August 27th, 2017. 4-10PM.
The American paintings of Rafi Chehirian, a Bulgarian conceptual painter and immigrant, are exhibited for one day on the sixth anniversary of his death • Rafi abstracted from the masses of people on New York City streets and subways to offer jarring glimpses of inarticulable existential conditions: spiritual disorientation, social misattunement and a solemn loneliness.
For Communist Bulgaria of the mid-1980’s, Rafi Chehirian’s paintings were unseemly.
"Until then we had not seen anyone draw such mysticism from the white blankness, nor such incomprehensible whisperings, as if from the depths of a mystical philosophy." — Tzvetan Kolev, Bulgarian painter.
They were denied public exhibition for years. After a long awaited and critically acclaimed joint-exhibition with his wife, sculptor Galina Delieva-Chehirian, the couple defected to Austria in 1988 and were granted asylum in the U.S.
In New York, Rafi worked as a textile dyer and lost himself ecstatically in a new language through newspapers, dictionaries and encounters with strangers. His new paintings were sunken in darkness—a vast, depthless background against which Rafi crept closer to his human subject matter.

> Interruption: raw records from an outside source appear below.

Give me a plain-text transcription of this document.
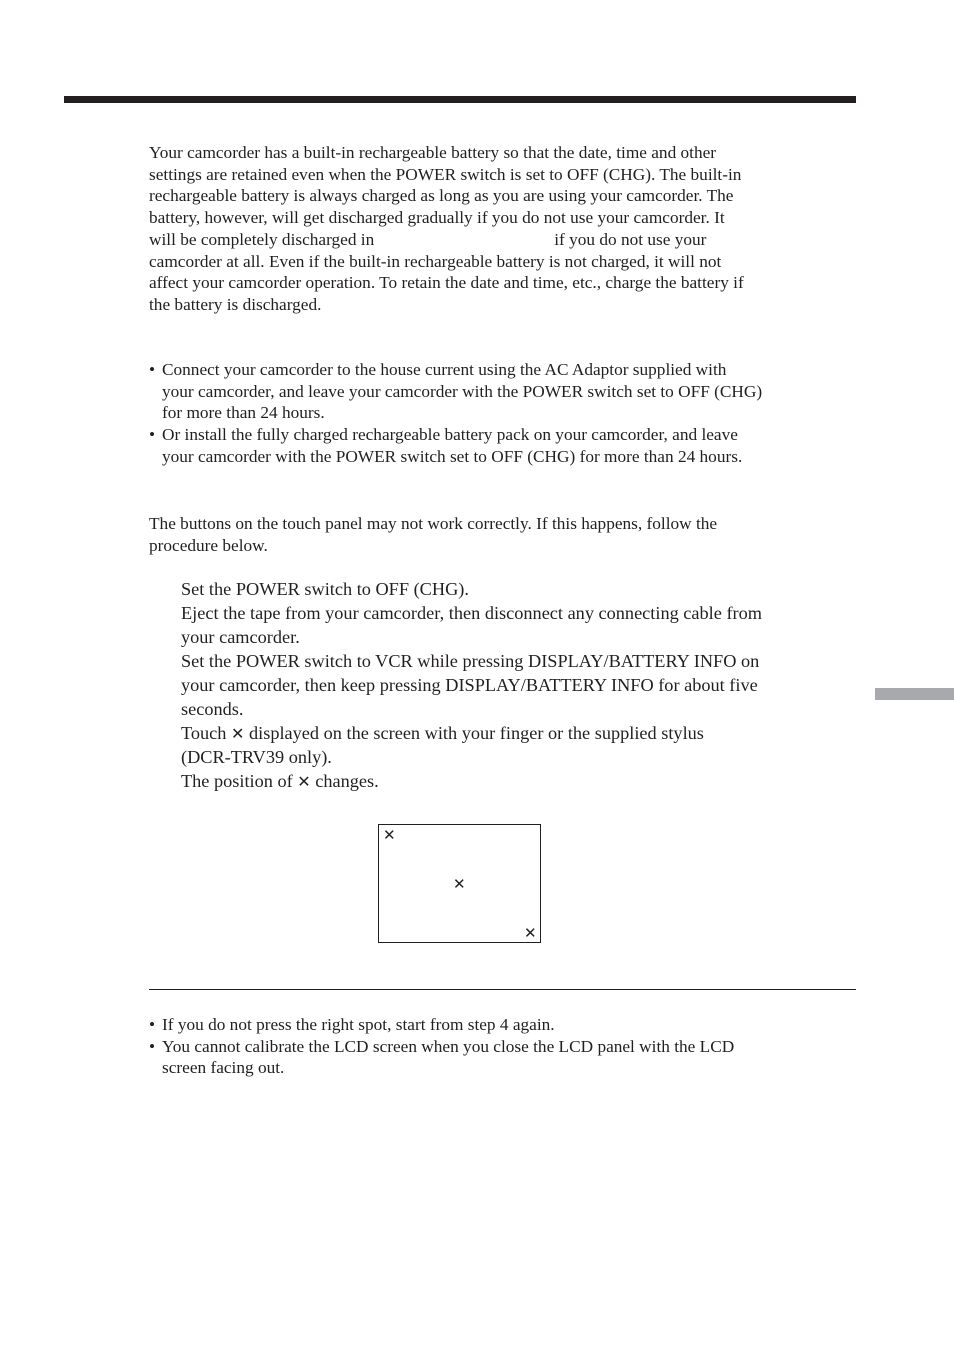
Your camcorder has a built-in rechargeable battery so that the date, time and other
settings are retained even when the POWER switch is set to OFF (CHG). The built-in
rechargeable battery is always charged as long as you are using your camcorder. The
battery, however, will get discharged gradually if you do not use your camcorder. It
will be completely discharged in	if you do not use your
camcorder at all. Even if the built-in rechargeable battery is not charged, it will not
affect your camcorder operation. To retain the date and time, etc., charge the battery if
the battery is discharged.
• Connect your camcorder to the house current using the AC Adaptor supplied with
your camcorder, and leave your camcorder with the POWER switch set to OFF (CHG)
for more than 24 hours.
• Or install the fully charged rechargeable battery pack on your camcorder, and leave
your camcorder with the POWER switch set to OFF (CHG) for more than 24 hours.
The buttons on the touch panel may not work correctly. If this happens, follow the
procedure below.
Set the POWER switch to OFF (CHG).
Eject the tape from your camcorder, then disconnect any connecting cable from
your camcorder.
Set the POWER switch to VCR while pressing DISPLAY/BATTERY INFO on
your camcorder, then keep pressing DISPLAY/BATTERY INFO for about five
seconds.
Touch ✕ displayed on the screen with your finger or the supplied stylus
(DCR-TRV39 only).
The position of ✕ changes.
✕
✕
✕
• If you do not press the right spot, start from step 4 again.
• You cannot calibrate the LCD screen when you close the LCD panel with the LCD
screen facing out.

From 1995 - 2000, Rafi abstracted from the masses of people he saw on New York City streets and subways to offer jarring glimpses of inarticulable existential conditions: spiritual disorientation, social misattunement and a solemn loneliness.
Rafi's Traces is a spirit and object archive. Conceived somewhat like the orderly storage of a tomb, this exhibition reckons with what is left over after a human is gone—with how we can extract and revive meaning from the void of another's presence. Rafi's paintings seem to belong nowhere. But they also desire to be seen. In their first public exhibition—on the sixth anniversary of Rafi's death—curator Julian Chehirian reckons with the traces left by his father.